Grin, which is a cryptocurrency that leverages the mimblewimble privacy technology, has just gone live on mainnet. Mimblewimble is a protocol that fuses transactions together, so that they become indecipherable, even on a public ledger. The protocol has a strong pop culture reference and is named after the tongue-tying curse in the Harry Potter book series.
While Grin has been in its developing stage since the later part of 2016, its first block of transactions (after the network’s genesis block) appeared today, at 17:38 UTC, and according to a block explorer, a second block was mined less than a minute later.
A market for the cryptocurrency is already beginning to form, and with over 7,000 followers on Grin’s official Twitter account, there is a sizable community supporting and watching the continued development of this privacy coin, like a hawk, now that it has been officially launched. Though the first block only awards 60 Grin, one investor has already bid 0.1 BTC for 1,000 grin (roughly $0.37 per token) on Bisq, a decentralized exchange listing the token. Another bid on Bitmesh values the token much more highly, offering 10 BTC for 1 grin (though the buy order is for 0.001 Grin). This is meant to spur confidence in the coin as a currency, Yeastplume had revealed back in December, adding that he didn’t want to “unfairly reward early adopters with an arbitrary deflationary halving schedule.”

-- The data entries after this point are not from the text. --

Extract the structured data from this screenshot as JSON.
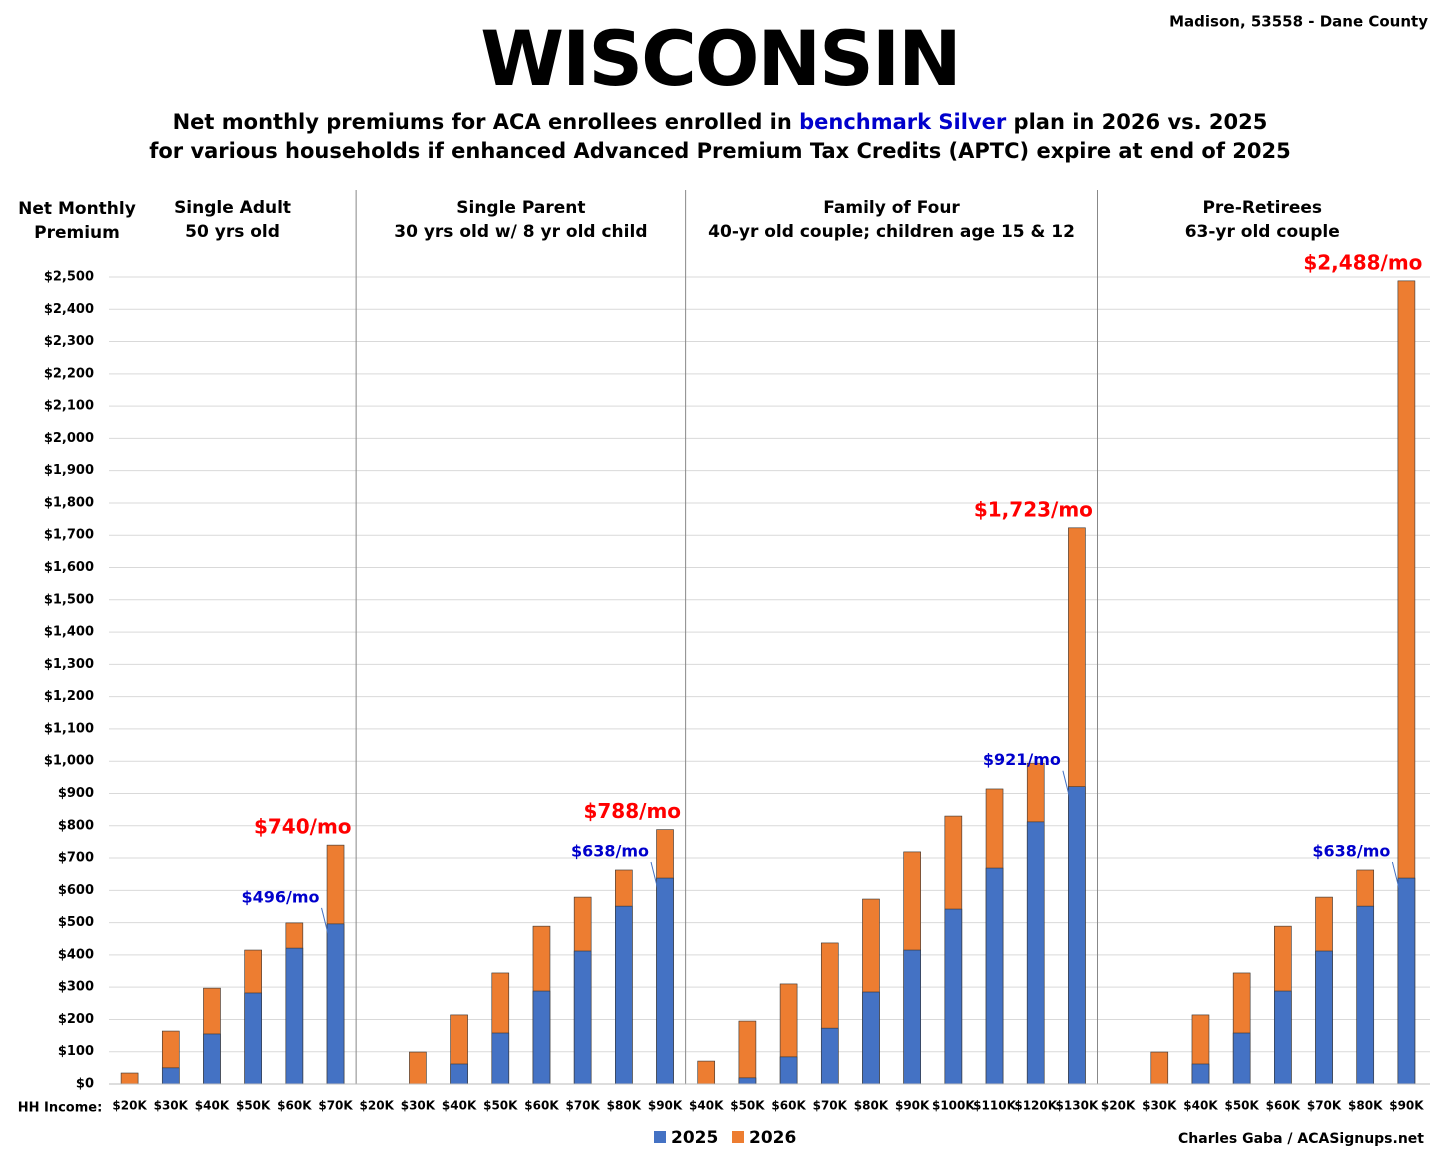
{
  "chart_data": {
    "type": "bar",
    "title": "WISCONSIN",
    "location": "Madison, 53558 - Dane County",
    "subtitle_parts": [
      "Net monthly premiums for ACA enrollees enrolled in ",
      "benchmark Silver",
      " plan in 2026 vs. 2025"
    ],
    "subtitle_line2": "for various households if enhanced Advanced Premium Tax Credits (APTC) expire at end of 2025",
    "ylabel": [
      "Net Monthly",
      "Premium"
    ],
    "xlabel": "HH Income:",
    "credit": "Charles Gaba / ACASignups.net",
    "ylim": [
      0,
      2500
    ],
    "yticks": [
      {
        "value": 0,
        "label": "$0"
      },
      {
        "value": 100,
        "label": "$100"
      },
      {
        "value": 200,
        "label": "$200"
      },
      {
        "value": 300,
        "label": "$300"
      },
      {
        "value": 400,
        "label": "$400"
      },
      {
        "value": 500,
        "label": "$500"
      },
      {
        "value": 600,
        "label": "$600"
      },
      {
        "value": 700,
        "label": "$700"
      },
      {
        "value": 800,
        "label": "$800"
      },
      {
        "value": 900,
        "label": "$900"
      },
      {
        "value": 1000,
        "label": "$1,000"
      },
      {
        "value": 1100,
        "label": "$1,100"
      },
      {
        "value": 1200,
        "label": "$1,200"
      },
      {
        "value": 1300,
        "label": "$1,300"
      },
      {
        "value": 1400,
        "label": "$1,400"
      },
      {
        "value": 1500,
        "label": "$1,500"
      },
      {
        "value": 1600,
        "label": "$1,600"
      },
      {
        "value": 1700,
        "label": "$1,700"
      },
      {
        "value": 1800,
        "label": "$1,800"
      },
      {
        "value": 1900,
        "label": "$1,900"
      },
      {
        "value": 2000,
        "label": "$2,000"
      },
      {
        "value": 2100,
        "label": "$2,100"
      },
      {
        "value": 2200,
        "label": "$2,200"
      },
      {
        "value": 2300,
        "label": "$2,300"
      },
      {
        "value": 2400,
        "label": "$2,400"
      },
      {
        "value": 2500,
        "label": "$2,500"
      }
    ],
    "grid": true,
    "legend": "bottom",
    "series": [
      {
        "name": "2025",
        "color": "#4472c4",
        "label_color": "#0000cc"
      },
      {
        "name": "2026",
        "color": "#ed7d31",
        "label_color": "#ff0000"
      }
    ],
    "panels": [
      {
        "title": "Single Adult",
        "subtitle": "50 yrs old",
        "categories": [
          "$20K",
          "$30K",
          "$40K",
          "$50K",
          "$60K",
          "$70K"
        ],
        "series": [
          {
            "values": [
              0,
              50,
              155,
              282,
              421,
              496
            ],
            "value_labels": [
              null,
              null,
              null,
              null,
              null,
              "$496/mo"
            ]
          },
          {
            "values": [
              34,
              164,
              297,
              415,
              499,
              740
            ],
            "value_labels": [
              null,
              null,
              null,
              null,
              null,
              "$740/mo"
            ]
          }
        ]
      },
      {
        "title": "Single Parent",
        "subtitle": "30 yrs old w/ 8 yr old child",
        "categories": [
          "$20K",
          "$30K",
          "$40K",
          "$50K",
          "$60K",
          "$70K",
          "$80K",
          "$90K"
        ],
        "series": [
          {
            "values": [
              0,
              0,
              62,
              158,
              288,
              412,
              551,
              638
            ],
            "value_labels": [
              null,
              null,
              null,
              null,
              null,
              null,
              null,
              "$638/mo"
            ]
          },
          {
            "values": [
              0,
              99,
              214,
              344,
              489,
              579,
              663,
              788
            ],
            "value_labels": [
              null,
              null,
              null,
              null,
              null,
              null,
              null,
              "$788/mo"
            ]
          }
        ]
      },
      {
        "title": "Family of Four",
        "subtitle": "40-yr old couple; children age 15 & 12",
        "categories": [
          "$40K",
          "$50K",
          "$60K",
          "$70K",
          "$80K",
          "$90K",
          "$100K",
          "$110K",
          "$120K",
          "$130K"
        ],
        "series": [
          {
            "values": [
              0,
              19,
              84,
              173,
              285,
              415,
              542,
              669,
              812,
              921
            ],
            "value_labels": [
              null,
              null,
              null,
              null,
              null,
              null,
              null,
              null,
              null,
              "$921/mo"
            ]
          },
          {
            "values": [
              71,
              195,
              310,
              437,
              573,
              719,
              830,
              914,
              994,
              1723
            ],
            "value_labels": [
              null,
              null,
              null,
              null,
              null,
              null,
              null,
              null,
              null,
              "$1,723/mo"
            ]
          }
        ]
      },
      {
        "title": "Pre-Retirees",
        "subtitle": "63-yr old couple",
        "categories": [
          "$20K",
          "$30K",
          "$40K",
          "$50K",
          "$60K",
          "$70K",
          "$80K",
          "$90K"
        ],
        "series": [
          {
            "values": [
              0,
              0,
              62,
              158,
              288,
              412,
              551,
              638
            ],
            "value_labels": [
              null,
              null,
              null,
              null,
              null,
              null,
              null,
              "$638/mo"
            ]
          },
          {
            "values": [
              0,
              99,
              214,
              344,
              489,
              579,
              663,
              2488
            ],
            "value_labels": [
              null,
              null,
              null,
              null,
              null,
              null,
              null,
              "$2,488/mo"
            ]
          }
        ]
      }
    ]
  }
}
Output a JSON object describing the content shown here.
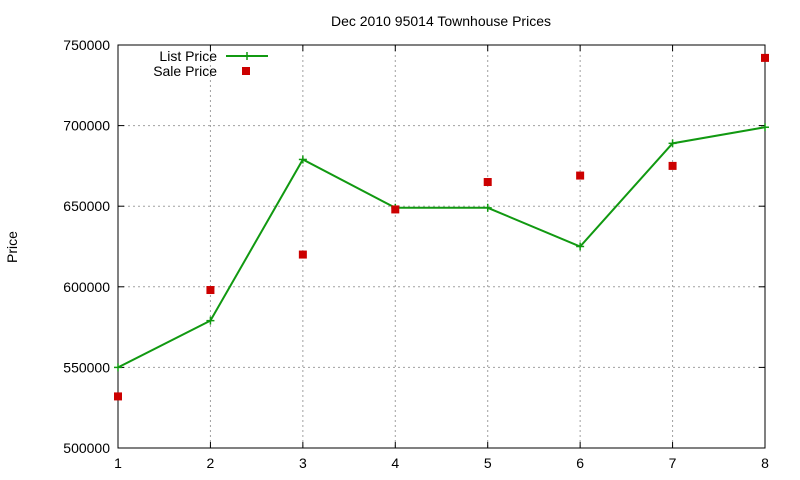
{
  "chart_data": {
    "type": "line",
    "title": "Dec 2010 95014 Townhouse Prices",
    "xlabel": "",
    "ylabel": "Price",
    "xlim": [
      1,
      8
    ],
    "ylim": [
      500000,
      750000
    ],
    "x_ticks": [
      1,
      2,
      3,
      4,
      5,
      6,
      7,
      8
    ],
    "y_ticks": [
      500000,
      550000,
      600000,
      650000,
      700000,
      750000
    ],
    "grid": true,
    "legend_position": "top-left",
    "series": [
      {
        "name": "List Price",
        "style": "line with plus markers",
        "color": "#119911",
        "x": [
          1,
          2,
          3,
          4,
          5,
          6,
          7,
          8
        ],
        "y": [
          550000,
          579000,
          679000,
          649000,
          649000,
          625000,
          689000,
          699000
        ]
      },
      {
        "name": "Sale Price",
        "style": "square markers",
        "color": "#cc0000",
        "x": [
          1,
          2,
          3,
          4,
          5,
          6,
          7,
          8
        ],
        "y": [
          532000,
          598000,
          620000,
          648000,
          665000,
          669000,
          675000,
          742000
        ]
      }
    ]
  }
}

Grin is a fully donations-based initiative that is “launched fairly, free of [initial coin offering], pre-mine or founder’s reward” which is the second cryptocurrency leveraging the tech to go live on mainnet. The first was an Israel-based startup known as Beam. Grin developer “Yeastplume” in late October emphasized that though the two privacy-focused chains were separate, the projects were not partaking in a competition. As per reports, Beam had even helped in raising funds at one point for Grin development.
Unlike Beam, Grin has an unfixed monetary policy, meaning it issues tokens once every second.